Father Donald Senior, CP

Sept. 26: 26th Sunday in Ordinary Time

Wednesday, September 15, 2021

Generous spirit

Nm 11:25-29; Ps 19:8, 10, 12-13, 14; Jas 5:1-6; Mk 9:38-43, 45, 47-48

Some years ago, Richard John Neuhaus, the well-known Lutheran scholar and church leader (who later became a convert to Catholicism and a priest), hosted in New York a major and now famous conference on biblical interpretation. The concern of the conference was about the orthodoxy of some modern biblical interpretation. 

Star participants included then-Cardinal Joseph Ratzinger (later Pope Benedict XVI) and Father Raymond Brown, considered one of the foremost Catholic biblical scholars of his time.

Cardinal Ratzinger’s address raised a number of cautions about modern historical analysis of the Bible and, in the press conference that followed, one questioner assumed (with some satisfaction) that Ratzinger’s remarks were targeted at Brown. But the cardinal, himself a great and wise scholar, replied, “Would that all Catholic biblical scholars were like Father Brown.”
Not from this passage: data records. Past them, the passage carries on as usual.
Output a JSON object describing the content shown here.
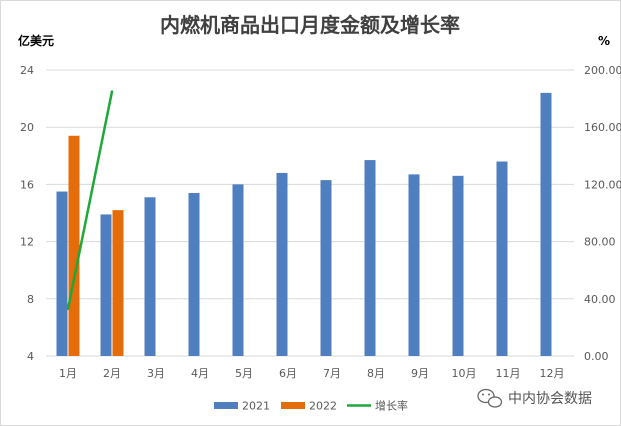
{
  "chart_data": {
    "type": "bar",
    "title": "内燃机商品出口月度金额及增长率",
    "ylabel": "亿美元",
    "y2label": "%",
    "categories": [
      "1月",
      "2月",
      "3月",
      "4月",
      "5月",
      "6月",
      "7月",
      "8月",
      "9月",
      "10月",
      "11月",
      "12月"
    ],
    "ylim": [
      4,
      24
    ],
    "yticks": [
      "4",
      "8",
      "12",
      "16",
      "20",
      "24"
    ],
    "y2lim": [
      0,
      200
    ],
    "y2ticks": [
      "0.00",
      "40.00",
      "80.00",
      "120.00",
      "160.00",
      "200.00"
    ],
    "grid": true,
    "legend_position": "bottom",
    "series": [
      {
        "name": "2021",
        "type": "bar",
        "axis": "left",
        "color": "#4f7fbf",
        "values": [
          15.5,
          13.9,
          15.1,
          15.4,
          16.0,
          16.8,
          16.3,
          17.7,
          16.7,
          16.6,
          17.6,
          22.4
        ]
      },
      {
        "name": "2022",
        "type": "bar",
        "axis": "left",
        "color": "#e46c0a",
        "values": [
          19.4,
          14.2,
          null,
          null,
          null,
          null,
          null,
          null,
          null,
          null,
          null,
          null
        ]
      },
      {
        "name": "增长率",
        "type": "line",
        "axis": "right",
        "color": "#1fa83a",
        "values": [
          33,
          185,
          null,
          null,
          null,
          null,
          null,
          null,
          null,
          null,
          null,
          null
        ]
      }
    ]
  },
  "watermark": {
    "text": "中内协会数据",
    "icon": "wechat-icon"
  }
}
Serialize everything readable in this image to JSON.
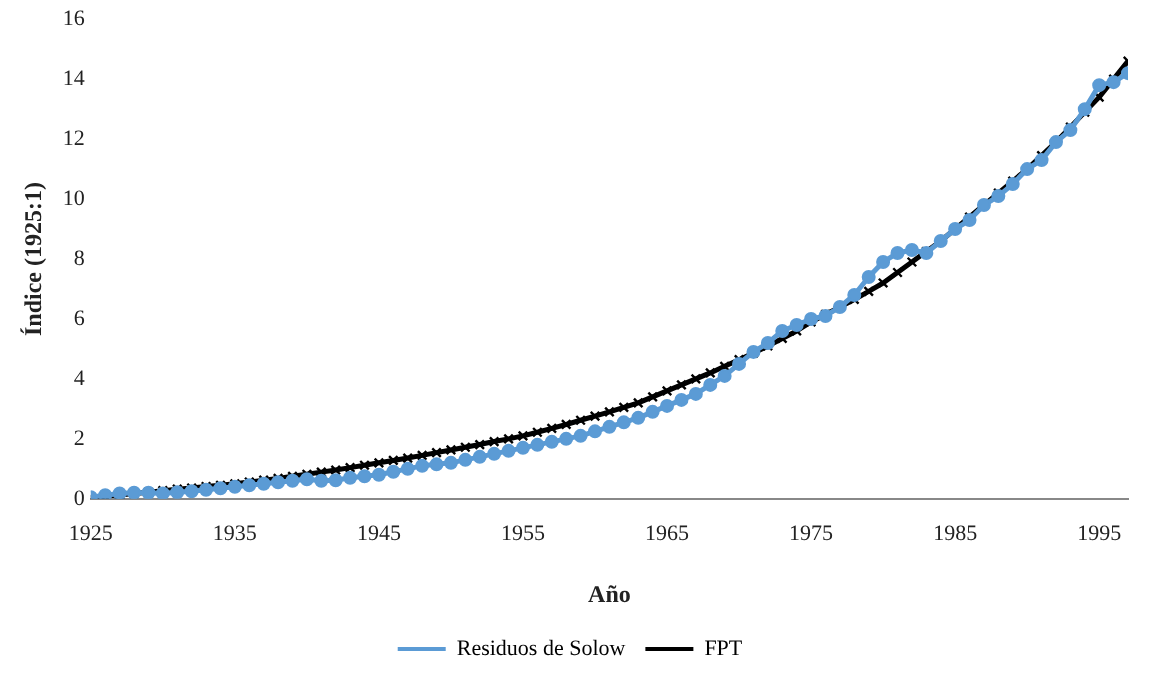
{
  "chart_data": {
    "type": "line",
    "xlabel": "Año",
    "ylabel": "Índice (1925:1)",
    "x": [
      1925,
      1926,
      1927,
      1928,
      1929,
      1930,
      1931,
      1932,
      1933,
      1934,
      1935,
      1936,
      1937,
      1938,
      1939,
      1940,
      1941,
      1942,
      1943,
      1944,
      1945,
      1946,
      1947,
      1948,
      1949,
      1950,
      1951,
      1952,
      1953,
      1954,
      1955,
      1956,
      1957,
      1958,
      1959,
      1960,
      1961,
      1962,
      1963,
      1964,
      1965,
      1966,
      1967,
      1968,
      1969,
      1970,
      1971,
      1972,
      1973,
      1974,
      1975,
      1976,
      1977,
      1978,
      1979,
      1980,
      1981,
      1982,
      1983,
      1984,
      1985,
      1986,
      1987,
      1988,
      1989,
      1990,
      1991,
      1992,
      1993,
      1994,
      1995,
      1996,
      1997
    ],
    "series": [
      {
        "name": "Residuos de Solow",
        "color": "#5b9bd5",
        "marker": "circle",
        "values": [
          0.05,
          0.12,
          0.18,
          0.2,
          0.2,
          0.18,
          0.22,
          0.25,
          0.3,
          0.35,
          0.4,
          0.45,
          0.5,
          0.55,
          0.6,
          0.65,
          0.6,
          0.62,
          0.7,
          0.75,
          0.8,
          0.9,
          1.0,
          1.1,
          1.15,
          1.2,
          1.3,
          1.4,
          1.5,
          1.6,
          1.7,
          1.8,
          1.9,
          2.0,
          2.1,
          2.25,
          2.4,
          2.55,
          2.7,
          2.9,
          3.1,
          3.3,
          3.5,
          3.8,
          4.1,
          4.5,
          4.9,
          5.2,
          5.6,
          5.8,
          6.0,
          6.1,
          6.4,
          6.8,
          7.4,
          7.9,
          8.2,
          8.3,
          8.2,
          8.6,
          9.0,
          9.3,
          9.8,
          10.1,
          10.5,
          11.0,
          11.3,
          11.9,
          12.3,
          13.0,
          13.8,
          13.9,
          14.2
        ]
      },
      {
        "name": "FPT",
        "color": "#000000",
        "marker": "cross",
        "values": [
          0.05,
          0.09,
          0.13,
          0.18,
          0.22,
          0.27,
          0.32,
          0.36,
          0.41,
          0.45,
          0.5,
          0.56,
          0.62,
          0.68,
          0.75,
          0.82,
          0.89,
          0.96,
          1.04,
          1.12,
          1.2,
          1.28,
          1.36,
          1.45,
          1.54,
          1.63,
          1.72,
          1.81,
          1.91,
          2.0,
          2.1,
          2.22,
          2.35,
          2.48,
          2.62,
          2.76,
          2.9,
          3.05,
          3.2,
          3.4,
          3.6,
          3.8,
          4.0,
          4.2,
          4.42,
          4.64,
          4.86,
          5.1,
          5.35,
          5.6,
          5.9,
          6.15,
          6.4,
          6.65,
          6.92,
          7.2,
          7.55,
          7.9,
          8.25,
          8.6,
          9.0,
          9.4,
          9.8,
          10.2,
          10.6,
          11.0,
          11.45,
          11.9,
          12.4,
          12.9,
          13.4,
          14.0,
          14.6
        ]
      }
    ],
    "xlim": [
      1925,
      1997
    ],
    "xticks": [
      1925,
      1935,
      1945,
      1955,
      1965,
      1975,
      1985,
      1995
    ],
    "ylim": [
      0,
      16
    ],
    "yticks": [
      0,
      2,
      4,
      6,
      8,
      10,
      12,
      14,
      16
    ],
    "grid": false,
    "legend": "bottom"
  }
}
That incident seems like a replay of both the Gospel passage for this Sunday and the first reading from the Book of Numbers. 

In Numbers, a young man gets upset when he sees that Eldad and Medad (possible names for your next set of twins?) were prophesying, even though they were not present when Moses’ spirit was shared among the 70 elders. But Moses will have none of it, and in memorable words proclaims: “Would that all the people of the Lord were prophets! Would that the Lord might bestow his spirit on them all!”

This unique Old Testament text is obviously paired with an equally surprising text from the Gospel of Mark. When John sees someone “driving out demons in your name,” he reports to Jesus that “we tried to prevent him because he does not follow us.”

Jesus’ response is generous: “Do not prevent him. … For whoever is not against us is for us. Anyone who gives you a cup of water to drink because you belong to Christ, amen, I say to you, will surely not lose his reward.”

These readings remind us that the Spirit of God proclaimed in the Bible is generous and inclusive and not tightly rationed. I think, for example, of the role of the Spirit in the Acts of the Apostles: catching the disciples by surprise in the upper room, falling upon the crowds who listen to Peter’s first sermon, moving Cornelius (a Roman officer) and his household to seek baptism, inspiring Paul and the other apostles to break out of the confines of their Jerusalem enclave and reach out to the Gentile world.

Paul himself in Chapter 8 of his Letter to the Romans envisioned the Spirit working within the very heart of creation itself, moving it to the fullness of God’s glory.

Both Moses and Jesus remind us in this Sunday’s Scriptures that the Spirit of God is not confined to “those in the tent.”

Pope Benedict himself made a similar point in one of his first interviews as pope, which was with the self-described “Catholic atheist” and famous journalist Oriana Fallaci. Christians, the pope said, should reach out to people of good will and, together with them, act “as if” we were all children of God and all seeking the common good. 

His successor, Pope Francis, has made this kind of generous spirit a hallmark of his papacy, exemplifying a culture of dialogue that leads him, for example, to embrace worldwide Muslim and Jewish religious leaders with great personal affection, and to incorporate the insights of scientists in his teaching about Christian responsibility for creation.

Some Catholics are leery of such outreach and even consider the term “dialogue” as synonymous with compromise or betrayal of the inherent truth of the Gospel. Yet our tradition insists that God is the creator of the universe and is the “God of all nations.” 

The Spirit of God is not timid or reclusive but reflects the fullness of God’s embrace of the world. That, ultimately, is what should drive the Christian mission to the world.  

As the Gospel of John proclaims, the mission of Jesus himself was to reveal God’s love for the world and “not to condemn the world” but “that the world might be saved through him” (Jn 3:16-17).